Uno storico come Morris
dovrebbe sapere che tutto può svolgersi in maniera diversa se Israele assume le
sue responsabilità morali e concrete. Esistono già città arabo-israeliane come
Haifa e Jaffa. Ed esistono tanti modi per tentare una convivenza. Ma quando si
è ultranazionalisti non si trova nulla da discutere con quelli considerati
inferiori. E allora si è portati a credere all’apocalisse, conclude Gideon
Levy.
Quelle di Morris e di
Levy sono posizioni opposte ed estreme. Il panorama politico mediorientale è
cambiato. Israele non è più isolato. Con i Paesi sunniti, dall’Arabia Saudita
all’Egitto, ha un comune nemico: l’Iran sciita degli ayatollah. Benjamin
Netanyahu partecipa a riunioni con dirigenti arabi che un tempo chiedevano la
fine di Israele.
Ma i rapporti al
vertice, tra governi, non corrispondono ai sentimenti prevalenti nelle
popolazioni. Non contribuiscono alla convivenza né il muro eretto tra Israele e
i Territori occupati; né la legge sullo stato-nazione ebraica, approvata in
luglio dalla Knesset, che di fatto fa degli arabo-israeliani cittadini di una
classe inferiore, nonostante la dichiarazione di indipendenza parli di
uguaglianza per tutti i cittadini, senza distinzione etnica o religiosa; né la
riduzione della lingua araba, un tempo ufficialmente la seconda, a lingua a
status speciale.
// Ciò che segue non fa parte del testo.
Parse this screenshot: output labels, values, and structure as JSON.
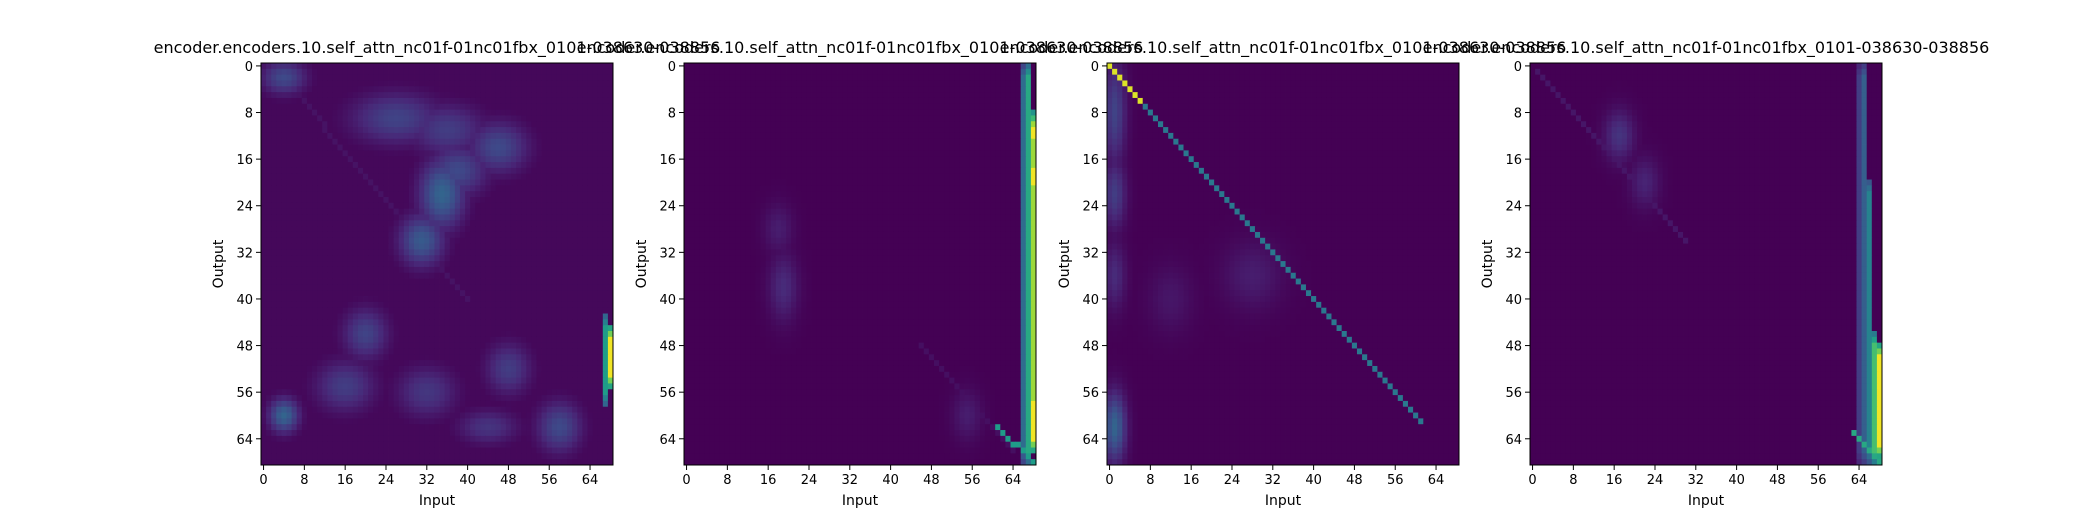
{
  "figure": {
    "panels": [
      {
        "title": "encoder.encoders.10.self_attn_nc01f-01nc01fbx_0101-038630-038856"
      },
      {
        "title": "encoder.encoders.10.self_attn_nc01f-01nc01fbx_0101-038630-038856"
      },
      {
        "title": "encoder.encoders.10.self_attn_nc01f-01nc01fbx_0101-038630-038856"
      },
      {
        "title": "encoder.encoders.10.self_attn_nc01f-01nc01fbx_0101-038630-038856"
      }
    ],
    "xlabel": "Input",
    "ylabel": "Output",
    "tick_labels": [
      "0",
      "8",
      "16",
      "24",
      "32",
      "40",
      "48",
      "56",
      "64"
    ]
  },
  "chart_data": [
    {
      "type": "heatmap",
      "title": "encoder.encoders.10.self_attn_nc01f-01nc01fbx_0101-038630-038856",
      "xlabel": "Input",
      "ylabel": "Output",
      "size": 69,
      "xlim": [
        0,
        68
      ],
      "ylim": [
        68,
        0
      ],
      "xticks": [
        0,
        8,
        16,
        24,
        32,
        40,
        48,
        56,
        64
      ],
      "yticks": [
        0,
        8,
        16,
        24,
        32,
        40,
        48,
        56,
        64
      ],
      "colormap": "viridis",
      "background": 0.02,
      "blobs": [
        {
          "x": 4,
          "y": 2,
          "sx": 3,
          "sy": 2,
          "v": 0.22
        },
        {
          "x": 26,
          "y": 9,
          "sx": 6,
          "sy": 3,
          "v": 0.2
        },
        {
          "x": 36,
          "y": 11,
          "sx": 5,
          "sy": 3,
          "v": 0.18
        },
        {
          "x": 46,
          "y": 14,
          "sx": 4,
          "sy": 3,
          "v": 0.22
        },
        {
          "x": 35,
          "y": 22,
          "sx": 3,
          "sy": 4,
          "v": 0.32
        },
        {
          "x": 31,
          "y": 30,
          "sx": 3,
          "sy": 3,
          "v": 0.28
        },
        {
          "x": 38,
          "y": 18,
          "sx": 4,
          "sy": 3,
          "v": 0.22
        },
        {
          "x": 20,
          "y": 46,
          "sx": 3,
          "sy": 3,
          "v": 0.2
        },
        {
          "x": 16,
          "y": 55,
          "sx": 4,
          "sy": 3,
          "v": 0.18
        },
        {
          "x": 4,
          "y": 60,
          "sx": 2,
          "sy": 2,
          "v": 0.32
        },
        {
          "x": 32,
          "y": 56,
          "sx": 4,
          "sy": 3,
          "v": 0.16
        },
        {
          "x": 48,
          "y": 52,
          "sx": 3,
          "sy": 3,
          "v": 0.18
        },
        {
          "x": 58,
          "y": 62,
          "sx": 3,
          "sy": 3,
          "v": 0.22
        },
        {
          "x": 44,
          "y": 62,
          "sx": 4,
          "sy": 2,
          "v": 0.15
        }
      ],
      "diagonal": {
        "from": [
          2,
          0
        ],
        "to": [
          40,
          40
        ],
        "v": 0.05
      },
      "columns": [
        {
          "x": 67,
          "y0": 43,
          "y1": 58,
          "v": 0.55
        },
        {
          "x": 68,
          "y0": 45,
          "y1": 55,
          "v": 0.98
        }
      ]
    },
    {
      "type": "heatmap",
      "title": "encoder.encoders.10.self_attn_nc01f-01nc01fbx_0101-038630-038856",
      "xlabel": "Input",
      "ylabel": "Output",
      "size": 69,
      "xlim": [
        0,
        68
      ],
      "ylim": [
        68,
        0
      ],
      "xticks": [
        0,
        8,
        16,
        24,
        32,
        40,
        48,
        56,
        64
      ],
      "yticks": [
        0,
        8,
        16,
        24,
        32,
        40,
        48,
        56,
        64
      ],
      "colormap": "viridis",
      "background": 0.0,
      "blobs": [
        {
          "x": 19,
          "y": 38,
          "sx": 2,
          "sy": 4,
          "v": 0.12
        },
        {
          "x": 18,
          "y": 28,
          "sx": 2,
          "sy": 3,
          "v": 0.08
        },
        {
          "x": 55,
          "y": 60,
          "sx": 2,
          "sy": 3,
          "v": 0.08
        }
      ],
      "diagonal": {
        "from": [
          46,
          48
        ],
        "to": [
          64,
          66
        ],
        "v": 0.04
      },
      "columns": [
        {
          "x": 66,
          "y0": 0,
          "y1": 68,
          "v": 0.35
        },
        {
          "x": 67,
          "y0": 0,
          "y1": 68,
          "v": 0.6
        },
        {
          "x": 68,
          "y0": 8,
          "y1": 65,
          "v": 0.85
        },
        {
          "x": 68,
          "y0": 9,
          "y1": 14,
          "v": 0.98
        },
        {
          "x": 68,
          "y0": 16,
          "y1": 22,
          "v": 0.98
        },
        {
          "x": 68,
          "y0": 56,
          "y1": 66,
          "v": 0.98
        }
      ],
      "steps": {
        "from": [
          61,
          62
        ],
        "to": [
          68,
          68
        ],
        "v": 0.55
      }
    },
    {
      "type": "heatmap",
      "title": "encoder.encoders.10.self_attn_nc01f-01nc01fbx_0101-038630-038856",
      "xlabel": "Input",
      "ylabel": "Output",
      "size": 69,
      "xlim": [
        0,
        68
      ],
      "ylim": [
        68,
        0
      ],
      "xticks": [
        0,
        8,
        16,
        24,
        32,
        40,
        48,
        56,
        64
      ],
      "yticks": [
        0,
        8,
        16,
        24,
        32,
        40,
        48,
        56,
        64
      ],
      "colormap": "viridis",
      "background": 0.0,
      "blobs": [
        {
          "x": 1,
          "y": 8,
          "sx": 1.5,
          "sy": 6,
          "v": 0.2
        },
        {
          "x": 1,
          "y": 22,
          "sx": 1.5,
          "sy": 4,
          "v": 0.18
        },
        {
          "x": 1,
          "y": 36,
          "sx": 1.5,
          "sy": 4,
          "v": 0.12
        },
        {
          "x": 1,
          "y": 62,
          "sx": 1.5,
          "sy": 4,
          "v": 0.32
        },
        {
          "x": 28,
          "y": 36,
          "sx": 4,
          "sy": 4,
          "v": 0.08
        },
        {
          "x": 12,
          "y": 40,
          "sx": 3,
          "sy": 4,
          "v": 0.06
        }
      ],
      "diagonal": {
        "from": [
          0,
          0
        ],
        "to": [
          61,
          61
        ],
        "v": 0.4
      },
      "diagonal_head": {
        "from": [
          0,
          0
        ],
        "to": [
          6,
          6
        ],
        "v": 0.95
      },
      "columns": []
    },
    {
      "type": "heatmap",
      "title": "encoder.encoders.10.self_attn_nc01f-01nc01fbx_0101-038630-038856",
      "xlabel": "Input",
      "ylabel": "Output",
      "size": 69,
      "xlim": [
        0,
        68
      ],
      "ylim": [
        68,
        0
      ],
      "xticks": [
        0,
        8,
        16,
        24,
        32,
        40,
        48,
        56,
        64
      ],
      "yticks": [
        0,
        8,
        16,
        24,
        32,
        40,
        48,
        56,
        64
      ],
      "colormap": "viridis",
      "background": 0.0,
      "blobs": [
        {
          "x": 17,
          "y": 12,
          "sx": 2,
          "sy": 3,
          "v": 0.15
        },
        {
          "x": 22,
          "y": 20,
          "sx": 2,
          "sy": 3,
          "v": 0.1
        }
      ],
      "diagonal": {
        "from": [
          1,
          1
        ],
        "to": [
          30,
          30
        ],
        "v": 0.06
      },
      "columns": [
        {
          "x": 64,
          "y0": 0,
          "y1": 68,
          "v": 0.18
        },
        {
          "x": 65,
          "y0": 0,
          "y1": 68,
          "v": 0.3
        },
        {
          "x": 66,
          "y0": 20,
          "y1": 68,
          "v": 0.45
        },
        {
          "x": 67,
          "y0": 46,
          "y1": 68,
          "v": 0.7
        },
        {
          "x": 68,
          "y0": 48,
          "y1": 67,
          "v": 0.98
        }
      ],
      "steps": {
        "from": [
          63,
          63
        ],
        "to": [
          68,
          68
        ],
        "v": 0.6
      }
    }
  ]
}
Né del resto gli incontri tra dirigenti arabi e israeliani,
per concertare azioni contro il comune nemico iraniano, hanno cambiato gli
umori ostili delle popolazioni arabe.
Benny Gantz,
l’avversario di Benjamin Netanyahu alle elezioni di primavera, pur auspicando
un dialogo con gli arabi, parla di un’ostilità destinata a durare a lungo.
Netanyahu non la pensa diversamente. E agisce di conseguenza.